We have created two versions of each a day in advance to signal which one might end up being discussed on recording/stream:
centralized-workflow-exercise-recorded
centralized-workflow-exercise
forking-workflow-exercise-recorded
forking-workflow-exercise
Protect the default branch of the two
centralized-*
repositories.We create a organization team,
stream-exercise-participants
. The centralized workflow exercise repos have this team added as a collaborator (not forking - they fork so they don’t need write access there).We have collected usernames of people who want to contribute via issues on GitHub. Make a fifth repository,
access-requests
, create a sample access request issue there, and have learners make a new issue in that repository. The day beforeWhy a fifth repository? So that learners don’t get emails from all other access requests once they get added to the team
Sample text:
On Thursday we will all practice how to collaborate using Git/GitHub and one ambitious thing we will try is to collaborate with participants following via stream. This does not apply to teams and exercise groups who will create their own exercise repositories and these groups can ignore the rest of this section. For this to work we will need to give you access to a practice repository. This is option, you could just watch instead. We delete these repositories after the workshop and will not use your username for anything other than this exercise. If you would like to participate in this, could you please open an issue here. Give any title like "please add me" and then click submit: - https://github.com/cr-workshop-exercises/access-requests/issues/new Example for how I requested access: - https://github.com/cr-workshop-exercises/access-requests/issues/1
Typical pitfalls
Difference between pull and pull requests
The difference between pull and pull requests can be confusing, explain clearly that pull requests or merge requests are a different mechanism specific to GitHub, GitLab, etc.

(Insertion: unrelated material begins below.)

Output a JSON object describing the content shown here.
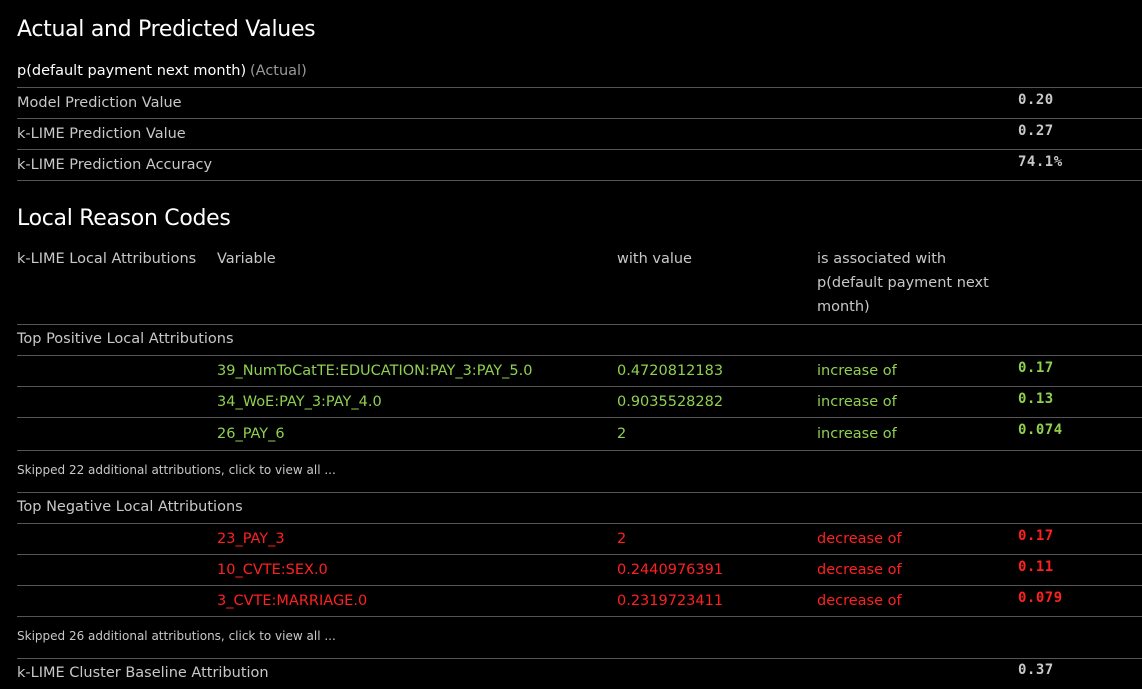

Pull requests are from branch to branch, not from commit to branch
The behavior that additional commits to a branch from which a pull request has been created get appended to the pull request needs to be explained.
Other practical aspects
In in-person workshops participants really have to sit next to someone, so that they can see the screens. From the beginning.
Emphasize use of
git graph
a lot, just like in the git-solo lesson.